Indonesia – Kepala Badan Penanggulangan Bencana Kabupaten Pacitan, Jawa Timur, Erwin Andriatmoko meminta masyarakat tidak khawatir apalagi panik dengan ditemukannya gunung bawah laut di perairan setempat.
“Gunung itu memang ada, tapi tidak ada kaitannya dengan aktivitas seismik yang terjadi di wilayah Pacitan selama ini. Jadi masyarakat tidak perlu khawatir,” kata Erwin di Pacitan, Senin.
Erwin menegaskan, menyusul viralnya berita penemuan gunung laut di kedalaman 3-4 kilometer di bawah permukaan laut, 200 kilometer barat daya Kota Pacitan.
Tegasnya, gunung yang diidentifikasi oleh Badan Informasi Geospasial (BIG) itu memiliki ketinggian sekitar 2.300 meter dari dasar laut sudah ada sejak lama, namun keberadaannya baru diketahui keberadaannya.
“Dulu belum pernah ada gunung yang muncul dalam sejarah, apalagi gunung sebesar itu secara tiba-tiba. Dalam artian proses gempa. Artinya gunung itu sudah lama ada, baru dideskripsikan atau baru ditemukan,” ujarnya. dijelaskan.
Dengan logika dasar itu, Erwin memastikan tidak ada kaitan antara keberadaan gunung laut dengan aktivitas seismik yang sering terjadi dan dirasakan di wilayah Pacitan.
Erwin mengaku juga sudah berkoordinasi dengan pejabat di BIG yang khusus menangani masalah gunung.
Dan dari perbincangan melalui telepon saat itu, Erwin berkesimpulan bahwa terbentuknya pegunungan laut di sebelah barat daya Kabupaten Pacitan ini terbentuk akibat tumbukan dua lempeng bumi yang terjadi jutaan tahun yang lalu.

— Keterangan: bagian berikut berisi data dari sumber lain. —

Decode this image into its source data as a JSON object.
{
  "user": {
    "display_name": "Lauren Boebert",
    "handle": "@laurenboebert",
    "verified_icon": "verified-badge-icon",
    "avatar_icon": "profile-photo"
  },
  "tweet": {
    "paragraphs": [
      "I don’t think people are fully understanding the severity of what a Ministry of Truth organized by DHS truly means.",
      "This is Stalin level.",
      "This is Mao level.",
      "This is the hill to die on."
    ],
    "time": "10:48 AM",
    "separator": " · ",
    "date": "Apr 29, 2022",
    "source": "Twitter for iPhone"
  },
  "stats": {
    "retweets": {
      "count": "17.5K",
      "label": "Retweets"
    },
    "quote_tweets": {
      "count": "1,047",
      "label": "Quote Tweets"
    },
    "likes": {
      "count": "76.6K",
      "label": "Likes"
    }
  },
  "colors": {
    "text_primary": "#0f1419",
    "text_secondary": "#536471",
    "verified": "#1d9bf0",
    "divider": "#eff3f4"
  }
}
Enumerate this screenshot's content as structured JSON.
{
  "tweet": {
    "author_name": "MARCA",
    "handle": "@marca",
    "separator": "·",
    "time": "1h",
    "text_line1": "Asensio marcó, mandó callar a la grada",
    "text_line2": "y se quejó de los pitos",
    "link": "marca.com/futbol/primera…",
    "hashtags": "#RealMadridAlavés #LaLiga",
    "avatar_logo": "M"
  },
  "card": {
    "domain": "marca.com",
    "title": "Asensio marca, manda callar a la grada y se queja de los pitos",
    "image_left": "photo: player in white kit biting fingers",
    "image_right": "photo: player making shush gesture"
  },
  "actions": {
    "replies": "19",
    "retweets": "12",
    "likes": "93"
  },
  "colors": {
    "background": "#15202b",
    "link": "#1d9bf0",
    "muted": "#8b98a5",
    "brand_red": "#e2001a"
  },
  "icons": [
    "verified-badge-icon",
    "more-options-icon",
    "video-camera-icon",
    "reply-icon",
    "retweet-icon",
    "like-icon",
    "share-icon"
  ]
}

“Gunung itu terbentuk karena adanya aktivitas pelipatan lempeng. Sama seperti Gunung Jaya Wijaya, Gunung Everest. Kalau dilihat sejarahnya, Everest dulunya lautan, sekarang menjadi gunung tertinggi di dunia. Jadi semuanya ada. sama, itu terbentuk karena proses pelipatan alami yang terjadi jutaan tahun, jutaan tahun yang lalu, lalu terbentuklah gunung seperti itu,” jelasnya.
Terkait ancaman dampak keberadaan gunung bawah laut di perairan Pacitan, Erwin mengatakan hal itu menjadi persoalan tersendiri. Pasalnya, hingga saat ini belum ada teknologi yang bisa memantau aktivitas gunung berapi lebih dari 500 meter di bawah permukaan laut.
“Itu kesulitan tertentu. Jadi tidak bisa memantau aktivitas gunung. (Selama ini) bisa seperti gunung di Sulut, itu pun tidak bisa maksimal. Karena alat tidak bisa bekerja sempurna. Hanya di Sulawesi Utara merupakan aktivitas (bawah laut) gunung api yang dapat diidentifikasi dari peningkatan buih di sekitar gunung dan fenomena kematian ikan secara massal,” lanjutnya.
Untuk itu, Erwin kembali mengimbau agar warga tidak terlalu cemas atau panik. Sebab menurutnya, dalam sejarah gunung berapi di Indonesia dan dunia, belum pernah ada gunung api (aktivitas vulkanik) yang bisa menimbulkan gempa yang memicu tsunami kecuali di Tonga, sekitar Kepulauan Fiji.
“Gunung Tonga aktif karena gunungnya besar sehingga menimbulkan gempa besar (dan memicu tsunami),” katanya.
Erwin menambahkan, yang perlu diwaspadai saat ini adalah potensi aktivitas tektonik dari lempeng-lempeng bumi yang membentuk pegunungan.
“Jadi yang perlu kita perhatikan bukan aktivitas vulkanik dari gunung tersebut, kalau memang gunung berapi, hanya saja sampai saat ini belum bisa dipastikan apakah itu gunung api atau bukan. Kita harus lebih mewaspadai potensi aktivitas lempeng di pantai selatan, karena itu saja sudah bisa menimbulkan tsunami,” katanya.